De même, se réclamer de Charles Martel[4] - « Je veux retrouver notre France […], celle de Charles Martel » -, ne peut, selon nous, contribuer à renforcer l’unité des Biterrois.
Au sujet de cette dernière et bien malheureuse référence historique, il convient de rappeler qu’en son temps, ledit Charles Martel fut le plus grand spoliateur de l’Église et surtout le bourreau
de notre cité qu’il mit à sac, pilla et incendia en 737[5].
Enfin, le troisième et dernier vœu sera pour nous le plus cher : celui du respect de la mémoire.
Parce qu’« ici, c’est Béziers », nous devons paix, respect et déférence à la mémoire de Jean Moulin, enfant de Béziers et unificateur de la Résistance française.
« Trop souvent, ceux qui nous attaquent se dissimulent derrière la figure de Jean Moulin. Ces gens-là sont des faussaires » twittait le premier magistrat le 9 décembre dernier, mettant en garde ceux qui voudraient récupérer l’héritage du plus célèbre des Biterrois.
Mais quelques heures plus tard, le même jour, le premier édile poursuivait dans un autre tweet : « Au nom de Jean Moulin, au nom de la République, nous ferons barrage à la gauche[6] ».

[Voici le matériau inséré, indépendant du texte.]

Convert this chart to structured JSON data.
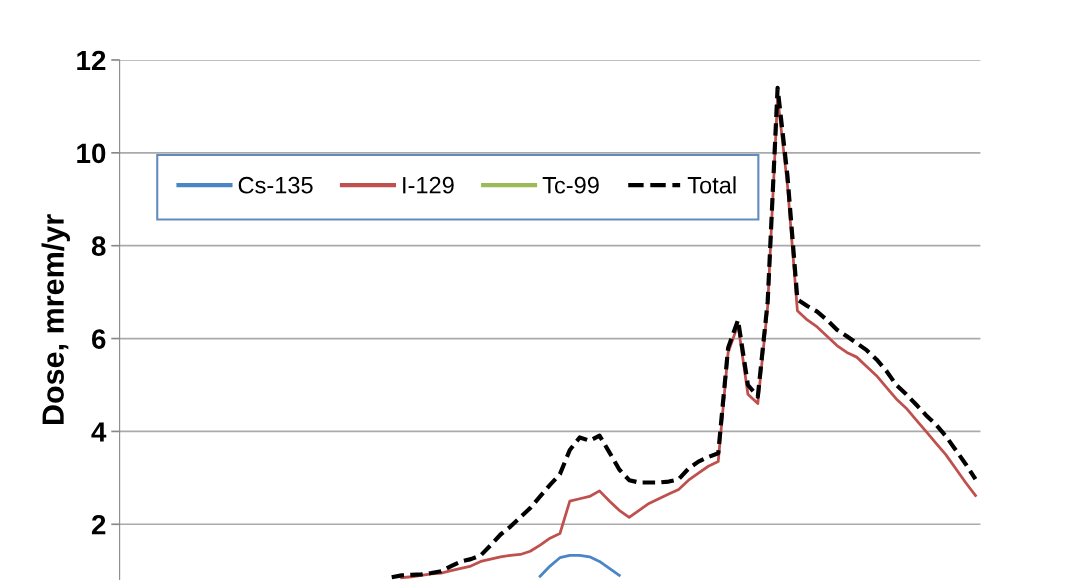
{
  "chart_data": {
    "type": "line",
    "ylabel": "Dose, mrem/yr",
    "categories": [
      null,
      null,
      null,
      null,
      null,
      null,
      null,
      null,
      null,
      null,
      null,
      null,
      null,
      null,
      null,
      null,
      null,
      null,
      null,
      null,
      null,
      null,
      null,
      null,
      null,
      null,
      null,
      null,
      null,
      null,
      null,
      null,
      null,
      null,
      null,
      null,
      null,
      null,
      null,
      null,
      null,
      null,
      null,
      null,
      null,
      null,
      null,
      null,
      null,
      null,
      null,
      null,
      null,
      null,
      null,
      null,
      null,
      null,
      null,
      null,
      null,
      null,
      null,
      null,
      null,
      null,
      null,
      null,
      null,
      null,
      null,
      null,
      null,
      null,
      null,
      null,
      null,
      null,
      null,
      null,
      null,
      null,
      null,
      null,
      null,
      null,
      null
    ],
    "series": [
      {
        "name": "Cs-135",
        "color": "#4a86c6",
        "line_style": "solid",
        "values": [
          null,
          null,
          null,
          null,
          null,
          null,
          null,
          null,
          null,
          null,
          null,
          null,
          null,
          null,
          null,
          null,
          null,
          null,
          null,
          null,
          null,
          null,
          null,
          null,
          null,
          null,
          null,
          null,
          null,
          null,
          null,
          null,
          null,
          null,
          null,
          null,
          null,
          null,
          null,
          null,
          null,
          null,
          0.88,
          1.1,
          1.28,
          1.33,
          1.33,
          1.3,
          1.2,
          1.05,
          0.9,
          null,
          null,
          null,
          null,
          null,
          null,
          null,
          null,
          null,
          null,
          null,
          null,
          null,
          null,
          null,
          null,
          null,
          null,
          null,
          null,
          null,
          null,
          null,
          null,
          null,
          null,
          null,
          null,
          null,
          null,
          null,
          null,
          null,
          null,
          null,
          null
        ]
      },
      {
        "name": "I-129",
        "color": "#c0504d",
        "line_style": "solid",
        "values": [
          null,
          null,
          null,
          null,
          null,
          null,
          null,
          null,
          null,
          null,
          null,
          null,
          null,
          null,
          null,
          null,
          null,
          null,
          null,
          null,
          null,
          null,
          null,
          null,
          null,
          null,
          null,
          null,
          0.85,
          0.87,
          0.9,
          0.93,
          0.95,
          1.0,
          1.05,
          1.1,
          1.2,
          1.25,
          1.3,
          1.33,
          1.35,
          1.42,
          1.55,
          1.7,
          1.8,
          2.5,
          2.55,
          2.6,
          2.72,
          2.5,
          2.3,
          2.15,
          2.3,
          2.45,
          2.55,
          2.65,
          2.75,
          2.95,
          3.1,
          3.25,
          3.35,
          5.7,
          6.3,
          4.8,
          4.6,
          6.7,
          11.2,
          9.3,
          6.6,
          6.4,
          6.25,
          6.05,
          5.85,
          5.7,
          5.6,
          5.4,
          5.2,
          4.95,
          4.7,
          4.5,
          4.25,
          4.0,
          3.75,
          3.5,
          3.2,
          2.9,
          2.62
        ]
      },
      {
        "name": "Tc-99",
        "color": "#9bbb59",
        "line_style": "solid",
        "values": [
          null,
          null,
          null,
          null,
          null,
          null,
          null,
          null,
          null,
          null,
          null,
          null,
          null,
          null,
          null,
          null,
          null,
          null,
          null,
          null,
          null,
          null,
          null,
          null,
          null,
          null,
          null,
          null,
          null,
          null,
          null,
          null,
          null,
          null,
          null,
          null,
          null,
          null,
          null,
          null,
          null,
          null,
          null,
          null,
          null,
          null,
          null,
          null,
          null,
          null,
          null,
          null,
          null,
          null,
          null,
          null,
          null,
          null,
          null,
          null,
          null,
          null,
          null,
          null,
          null,
          null,
          null,
          null,
          null,
          null,
          null,
          null,
          null,
          null,
          null,
          null,
          null,
          null,
          null,
          null,
          null,
          null,
          null,
          null,
          null,
          null,
          null
        ]
      },
      {
        "name": "Total",
        "color": "#000000",
        "line_style": "dashed",
        "values": [
          null,
          null,
          null,
          null,
          null,
          null,
          null,
          null,
          null,
          null,
          null,
          null,
          null,
          null,
          null,
          null,
          null,
          null,
          null,
          null,
          null,
          null,
          null,
          null,
          null,
          null,
          null,
          0.86,
          0.9,
          0.91,
          0.92,
          0.95,
          0.99,
          1.1,
          1.2,
          1.25,
          1.33,
          1.55,
          1.78,
          1.95,
          2.15,
          2.35,
          2.6,
          2.85,
          3.08,
          3.6,
          3.87,
          3.8,
          3.91,
          3.55,
          3.18,
          2.95,
          2.9,
          2.9,
          2.9,
          2.92,
          2.97,
          3.2,
          3.35,
          3.45,
          3.53,
          5.8,
          6.4,
          5.0,
          4.75,
          6.8,
          11.4,
          9.5,
          6.84,
          6.7,
          6.58,
          6.4,
          6.19,
          6.05,
          5.9,
          5.75,
          5.55,
          5.3,
          5.0,
          4.8,
          4.58,
          4.35,
          4.15,
          3.9,
          3.6,
          3.3,
          2.97
        ]
      }
    ],
    "ylim": [
      0.8,
      12
    ],
    "yticks": [
      2,
      4,
      6,
      8,
      10,
      12
    ],
    "grid": "y",
    "legend": "top",
    "tick_labels": "y"
  }
}
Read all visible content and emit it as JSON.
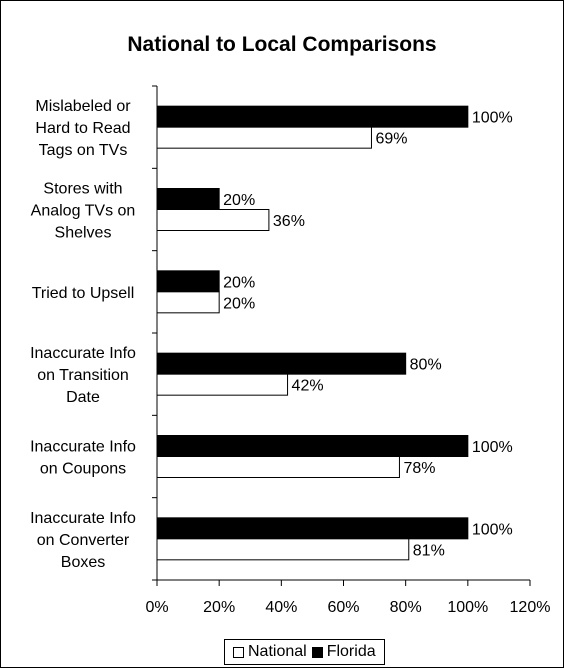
{
  "chart_data": {
    "type": "bar",
    "orientation": "horizontal",
    "title": "National to Local Comparisons",
    "xlabel": "",
    "ylabel": "",
    "categories": [
      [
        "Mislabeled or",
        "Hard to Read",
        "Tags on TVs"
      ],
      [
        "Stores with",
        "Analog TVs on",
        "Shelves"
      ],
      [
        "Tried to Upsell"
      ],
      [
        "Inaccurate Info",
        "on Transition",
        "Date"
      ],
      [
        "Inaccurate Info",
        "on Coupons"
      ],
      [
        "Inaccurate Info",
        "on Converter",
        "Boxes"
      ]
    ],
    "series": [
      {
        "name": "Florida",
        "color": "#000000",
        "values": [
          100,
          20,
          20,
          80,
          100,
          100
        ],
        "data_labels": [
          "100%",
          "20%",
          "20%",
          "80%",
          "100%",
          "100%"
        ]
      },
      {
        "name": "National",
        "color": "#ffffff",
        "values": [
          69,
          36,
          20,
          42,
          78,
          81
        ],
        "data_labels": [
          "69%",
          "36%",
          "20%",
          "42%",
          "78%",
          "81%"
        ]
      }
    ],
    "xlim": [
      0,
      120
    ],
    "x_ticks": [
      0,
      20,
      40,
      60,
      80,
      100,
      120
    ],
    "x_tick_labels": [
      "0%",
      "20%",
      "40%",
      "60%",
      "80%",
      "100%",
      "120%"
    ],
    "grid": false,
    "legend": {
      "position": "bottom",
      "entries": [
        "National",
        "Florida"
      ]
    }
  }
}
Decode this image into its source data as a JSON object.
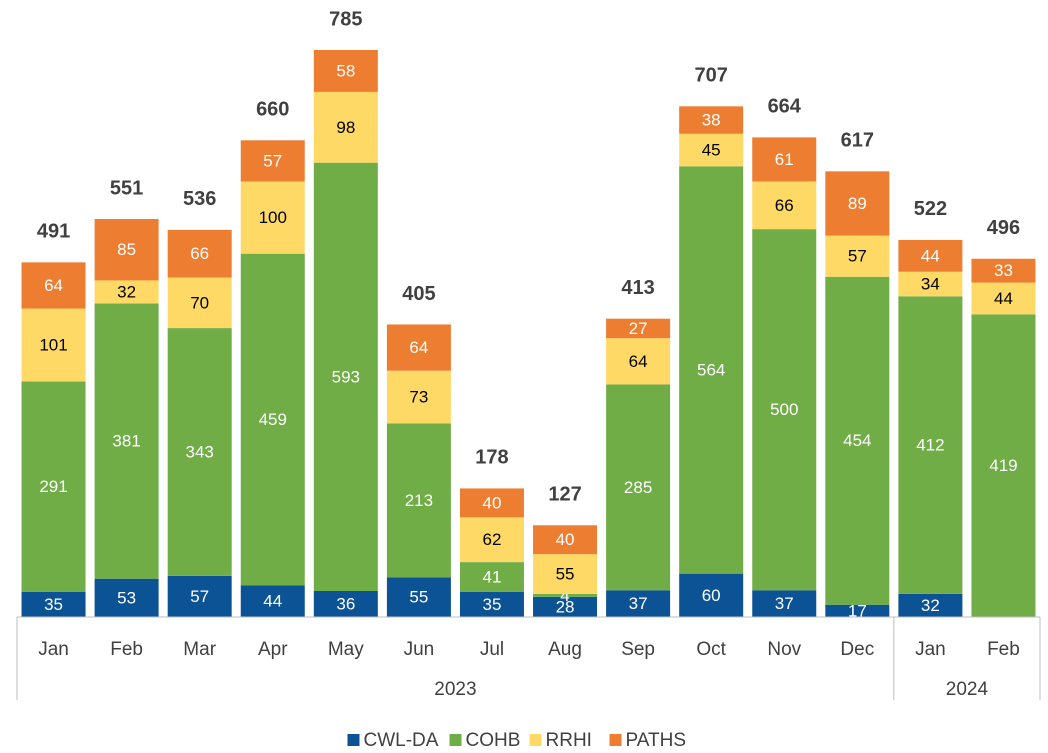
{
  "chart_data": {
    "type": "stacked_bar",
    "categories": [
      "Jan",
      "Feb",
      "Mar",
      "Apr",
      "May",
      "Jun",
      "Jul",
      "Aug",
      "Sep",
      "Oct",
      "Nov",
      "Dec",
      "Jan",
      "Feb"
    ],
    "years": [
      "2023",
      "2023",
      "2023",
      "2023",
      "2023",
      "2023",
      "2023",
      "2023",
      "2023",
      "2023",
      "2023",
      "2023",
      "2024",
      "2024"
    ],
    "series": [
      {
        "name": "CWL-DA",
        "color": "#0b5394",
        "label_color": "#ffffff",
        "values": [
          35,
          53,
          57,
          44,
          36,
          55,
          35,
          28,
          37,
          60,
          37,
          17,
          32,
          null
        ]
      },
      {
        "name": "COHB",
        "color": "#70ad47",
        "label_color": "#ffffff",
        "values": [
          291,
          381,
          343,
          459,
          593,
          213,
          41,
          4,
          285,
          564,
          500,
          454,
          412,
          419
        ]
      },
      {
        "name": "RRHI",
        "color": "#ffd966",
        "label_color": "#000000",
        "values": [
          101,
          32,
          70,
          100,
          98,
          73,
          62,
          55,
          64,
          45,
          66,
          57,
          34,
          44
        ]
      },
      {
        "name": "PATHS",
        "color": "#ed7d31",
        "label_color": "#ffffff",
        "values": [
          64,
          85,
          66,
          57,
          58,
          64,
          40,
          40,
          27,
          38,
          61,
          89,
          44,
          33
        ]
      }
    ],
    "totals": [
      491,
      551,
      536,
      660,
      785,
      405,
      178,
      127,
      413,
      707,
      664,
      617,
      522,
      496
    ],
    "legend": "bottom"
  }
}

Nous rappellerons, Monsieur le Maire, qu’en son temps, Jean Moulin - dont le père était professeur d’histoire à Béziers - avait fait le choix lucide et courageux de ne pas se soumettre à une idéologie reposant sur l’exclusion, la division et la fascination malsaine pour un passé idéalisé. Homme de tolérance et de conviction, il avait su rassembler autour de lui et du général De Gaulle,
les résistants de toutes obédiences et de toutes origines, refusant de transiger avec le régime collaborateur de Vichy, dictature antisémite, xénophobe, régime d’ordre et d’exclusion aux antipodes de la République et de ses valeurs.
Nous n’avons pas la prétention d’être les dépositaires de la mémoire de Jean Moulin. Mais nous savons que si son cénotaphe se trouve au Panthéon, c’est parce qu’il était le visage de la France républicaine.
Alors, Monsieur le Maire, de grâce, précisément parce qu’ « ici, c’est Béziers », les professeurs d’histoire-géographie du lycée de votre ville qui porte cet illustre nom, font le vœu, à l’orée de cette année 2016, que vous cessiez de « torturer » la mémoire de Jean Moulin et que vous laissiez ses mânes reposer définitivement en paix.
Recevez, Monsieur le Maire, nos meilleures salutations.
[1] Professeurs du LPO auxquels se sont joints d’anciens professeurs d’histoire-géographie ayant enseigné au lycée Jean-Moulin de Béziers.
[2] Tweet de R. Ménard du 23/11/2015 recommandant l’article « Quand les barbares envahissaient l’empire romain » du Figaro-Histoire.
[3] Extrait du discours de M. le Maire lors de la commémoration du 11 novembre 2015.
[4] Extrait du discours de R. Ménard lors du meeting de Marion Maréchal-Le Pen, à Toulon, le 1er décembre 2015. Nous faisons le vœu, Monsieur le Maire, qu’au regard du triste sort de Béziers en 737, vous cherchiez encore longtemps « la France de Charles Martel ».
[5] Henri Julia, Histoire de Béziers, Paris, Maillet, 1845, page 22, reprint Éditions de la Tour Gile, Péronnas, 1997
et dom Claude Devic et dom Joseph Vaissette, Histoire Générale du Languedoc, Tome 1, édition accompagnée de dissertations & notes nouvelles, Toulouse, Édouard Privat, 1872, page 807.
[6] Tweet du 9/12/2015 lors du second tour des élections régionales.